The Society for Neuroscience conference began with a bang and ended with a whimper, like every year. What changes is not content but the human nervous system. SfN assaults its members with a multimodal cacophony best described by James' characterization of the newborn's experience: a buzzing, booming confusion. Babies are allowed to cry, but somehow this is frowned on in equally overwhelmed adults. After five days of days of having your brain bombarded by brain posters, talks, exhibits, socials, and people, you can't handle anything beyond soft warm mush. Your brain is like a sponge on day one and an anchor on day five. This phenomenon should be studied, and would make a fine SfN poster.

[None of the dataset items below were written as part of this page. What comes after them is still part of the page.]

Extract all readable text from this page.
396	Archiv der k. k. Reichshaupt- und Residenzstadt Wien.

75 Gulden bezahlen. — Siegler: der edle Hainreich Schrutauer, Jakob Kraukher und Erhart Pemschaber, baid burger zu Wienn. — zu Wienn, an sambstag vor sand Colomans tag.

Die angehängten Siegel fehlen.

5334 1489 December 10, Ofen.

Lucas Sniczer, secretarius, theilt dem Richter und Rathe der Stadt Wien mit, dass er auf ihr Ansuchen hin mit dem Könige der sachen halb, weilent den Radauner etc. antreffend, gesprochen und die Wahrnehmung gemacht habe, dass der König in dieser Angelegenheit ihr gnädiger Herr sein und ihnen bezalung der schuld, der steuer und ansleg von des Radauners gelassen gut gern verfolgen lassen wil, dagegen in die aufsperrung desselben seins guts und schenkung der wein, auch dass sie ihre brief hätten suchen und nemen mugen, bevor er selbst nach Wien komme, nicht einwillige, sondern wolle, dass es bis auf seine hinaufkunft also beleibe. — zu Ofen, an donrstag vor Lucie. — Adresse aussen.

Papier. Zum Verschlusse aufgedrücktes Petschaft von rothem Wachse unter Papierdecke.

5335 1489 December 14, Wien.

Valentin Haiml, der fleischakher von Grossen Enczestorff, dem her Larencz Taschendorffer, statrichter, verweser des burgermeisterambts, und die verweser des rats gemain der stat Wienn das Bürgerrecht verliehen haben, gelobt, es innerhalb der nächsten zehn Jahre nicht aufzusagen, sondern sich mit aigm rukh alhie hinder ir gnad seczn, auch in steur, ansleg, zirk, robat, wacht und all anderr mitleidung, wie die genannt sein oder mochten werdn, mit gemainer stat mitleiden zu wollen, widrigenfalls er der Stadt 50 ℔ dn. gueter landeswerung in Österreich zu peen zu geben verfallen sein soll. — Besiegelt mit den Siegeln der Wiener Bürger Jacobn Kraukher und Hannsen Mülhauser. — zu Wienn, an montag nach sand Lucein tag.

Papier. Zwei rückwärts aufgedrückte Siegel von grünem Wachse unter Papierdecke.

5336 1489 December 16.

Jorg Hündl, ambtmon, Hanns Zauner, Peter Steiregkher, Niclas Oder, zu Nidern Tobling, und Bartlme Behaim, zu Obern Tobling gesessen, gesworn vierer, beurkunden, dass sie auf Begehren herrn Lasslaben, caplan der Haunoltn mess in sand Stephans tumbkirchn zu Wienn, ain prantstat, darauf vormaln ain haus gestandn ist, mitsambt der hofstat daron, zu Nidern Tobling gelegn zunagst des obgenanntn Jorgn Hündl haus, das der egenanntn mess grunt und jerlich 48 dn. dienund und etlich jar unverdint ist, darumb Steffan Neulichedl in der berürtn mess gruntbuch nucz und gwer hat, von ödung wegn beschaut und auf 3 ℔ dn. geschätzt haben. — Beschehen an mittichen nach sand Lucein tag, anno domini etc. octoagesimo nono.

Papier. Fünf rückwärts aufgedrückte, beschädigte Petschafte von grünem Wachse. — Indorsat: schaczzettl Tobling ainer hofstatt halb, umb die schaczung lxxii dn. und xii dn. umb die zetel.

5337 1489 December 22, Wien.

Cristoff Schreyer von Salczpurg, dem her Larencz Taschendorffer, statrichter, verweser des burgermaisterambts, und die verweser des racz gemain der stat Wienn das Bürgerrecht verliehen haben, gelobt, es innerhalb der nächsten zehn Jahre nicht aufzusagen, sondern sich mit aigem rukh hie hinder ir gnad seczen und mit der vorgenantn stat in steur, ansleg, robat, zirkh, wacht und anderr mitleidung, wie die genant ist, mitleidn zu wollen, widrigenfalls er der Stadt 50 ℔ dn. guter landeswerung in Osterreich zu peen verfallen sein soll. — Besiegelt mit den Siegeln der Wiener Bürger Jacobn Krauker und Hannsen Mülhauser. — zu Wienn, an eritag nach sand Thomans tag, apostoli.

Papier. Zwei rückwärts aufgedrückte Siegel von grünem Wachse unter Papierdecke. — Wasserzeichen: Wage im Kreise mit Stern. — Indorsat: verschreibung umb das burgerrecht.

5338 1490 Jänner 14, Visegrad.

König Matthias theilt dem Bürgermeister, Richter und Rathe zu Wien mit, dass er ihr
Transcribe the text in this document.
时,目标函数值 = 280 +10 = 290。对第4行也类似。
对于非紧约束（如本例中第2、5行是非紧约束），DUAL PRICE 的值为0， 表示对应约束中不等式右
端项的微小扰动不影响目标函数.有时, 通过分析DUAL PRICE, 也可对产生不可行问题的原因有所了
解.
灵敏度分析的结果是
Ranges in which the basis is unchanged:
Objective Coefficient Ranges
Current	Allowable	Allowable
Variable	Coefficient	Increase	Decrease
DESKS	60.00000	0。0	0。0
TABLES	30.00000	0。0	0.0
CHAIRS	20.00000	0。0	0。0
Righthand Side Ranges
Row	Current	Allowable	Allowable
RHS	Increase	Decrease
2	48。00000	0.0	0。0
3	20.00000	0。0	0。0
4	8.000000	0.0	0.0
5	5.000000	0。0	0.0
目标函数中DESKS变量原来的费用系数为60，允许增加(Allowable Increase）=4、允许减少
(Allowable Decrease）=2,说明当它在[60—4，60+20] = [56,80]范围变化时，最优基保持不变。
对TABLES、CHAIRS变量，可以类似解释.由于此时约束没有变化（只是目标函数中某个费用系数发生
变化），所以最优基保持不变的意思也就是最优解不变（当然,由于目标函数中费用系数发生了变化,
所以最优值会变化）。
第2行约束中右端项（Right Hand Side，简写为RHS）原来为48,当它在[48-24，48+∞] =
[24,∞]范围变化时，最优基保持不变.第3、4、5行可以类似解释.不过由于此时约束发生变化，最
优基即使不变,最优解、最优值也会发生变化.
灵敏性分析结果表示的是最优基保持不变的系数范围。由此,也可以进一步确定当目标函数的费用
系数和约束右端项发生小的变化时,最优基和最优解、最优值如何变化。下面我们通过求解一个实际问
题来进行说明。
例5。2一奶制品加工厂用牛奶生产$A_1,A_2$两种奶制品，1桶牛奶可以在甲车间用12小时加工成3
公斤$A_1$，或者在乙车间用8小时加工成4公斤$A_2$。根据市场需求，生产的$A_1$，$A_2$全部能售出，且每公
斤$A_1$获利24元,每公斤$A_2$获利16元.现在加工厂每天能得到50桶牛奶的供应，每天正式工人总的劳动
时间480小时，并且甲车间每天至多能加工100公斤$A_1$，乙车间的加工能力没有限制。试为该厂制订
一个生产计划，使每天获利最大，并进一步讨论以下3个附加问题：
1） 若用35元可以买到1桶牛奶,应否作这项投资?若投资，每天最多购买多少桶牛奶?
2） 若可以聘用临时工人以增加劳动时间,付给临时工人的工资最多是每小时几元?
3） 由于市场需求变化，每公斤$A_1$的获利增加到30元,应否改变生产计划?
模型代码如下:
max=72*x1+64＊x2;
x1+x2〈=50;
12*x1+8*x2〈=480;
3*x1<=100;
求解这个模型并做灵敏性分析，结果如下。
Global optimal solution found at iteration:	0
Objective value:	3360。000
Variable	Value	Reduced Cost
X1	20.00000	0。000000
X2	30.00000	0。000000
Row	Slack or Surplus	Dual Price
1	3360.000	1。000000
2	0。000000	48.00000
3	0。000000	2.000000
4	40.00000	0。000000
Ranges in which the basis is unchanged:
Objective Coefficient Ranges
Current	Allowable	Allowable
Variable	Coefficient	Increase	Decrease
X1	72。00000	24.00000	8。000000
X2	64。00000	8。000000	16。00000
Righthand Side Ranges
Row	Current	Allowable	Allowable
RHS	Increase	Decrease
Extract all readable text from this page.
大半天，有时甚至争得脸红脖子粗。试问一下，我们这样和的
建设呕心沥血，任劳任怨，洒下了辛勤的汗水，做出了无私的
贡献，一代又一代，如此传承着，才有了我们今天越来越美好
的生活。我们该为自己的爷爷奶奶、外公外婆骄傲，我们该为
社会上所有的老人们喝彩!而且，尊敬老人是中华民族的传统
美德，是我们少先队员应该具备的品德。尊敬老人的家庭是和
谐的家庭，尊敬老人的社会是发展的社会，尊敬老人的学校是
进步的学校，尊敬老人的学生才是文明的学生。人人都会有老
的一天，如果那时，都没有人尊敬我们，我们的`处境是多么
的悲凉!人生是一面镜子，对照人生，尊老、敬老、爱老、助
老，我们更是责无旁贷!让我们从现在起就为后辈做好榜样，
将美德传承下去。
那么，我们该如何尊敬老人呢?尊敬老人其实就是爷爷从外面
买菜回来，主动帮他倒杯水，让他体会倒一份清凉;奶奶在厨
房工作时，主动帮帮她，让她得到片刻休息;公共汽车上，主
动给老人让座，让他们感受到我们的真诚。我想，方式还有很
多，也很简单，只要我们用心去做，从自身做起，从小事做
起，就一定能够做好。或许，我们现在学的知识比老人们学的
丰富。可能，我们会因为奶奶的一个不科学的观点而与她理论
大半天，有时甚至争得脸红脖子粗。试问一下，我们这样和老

The conferences get better every year, because every year, you have more friends to see, and your existing friends become old friends. This adds to the chaos - on top of juggling all the ostensible work, you have to have some plan for lunch, coffee, dinner, and drinks each day, often with different people, each of whom are making their own semiconflicting plans. I used to be contemptuous of this sort of work socializing, as it seemed like faux work, a distraction and excuse from real work. This was just confusion between work and fun. The SfN socializing is essential politicking and strategerie. Gotta have a combination of good work and good self promotion. The former is better, and serves as an essential check on those who try to bluster through with only the latter. But you need both.
An emerging catalyst is the BCI party that was thrown each of the last 3 years by Cyberkinetics and Guger Tech. They choose a location, send an Evite, and pay for the first hour of drinks. Each year, they come up with different drink names based on (almost exclusively) BCI researchers. This year included such atrocious flops as the MoLeighto and Gerwin Goose.
The best event of SfN was Gerwin Schalk's talk. He opened by announcing that, while he usually required no mike thanks to his Schwarzennegerian vocal chords, he would use one this time. He did not announce any ear plugs. I grabbed the sides of my chair and looked for a seat belt. We were saved by a bird that somehow got loose within the room. It flew all about, without even waiting for Gerv to pause, and caused a really funny effect as people covered their heads as the bird flew over. A little like the wave. Gerv, unlike the bird, was unflappable. I was waiting for him to make a little joke, or get mad and splatter the bird with the darts we all know Germanspeakers carry, but his talk ended without further incident.
The whole thing cost me fifty bucks but it was worth it. Except the fucking pigeon just used the fifty to line his nest. I should have just given him a one dollar bill, or even a duck bill. He was a pretty stupid pigeon. Didn't even try to haggle.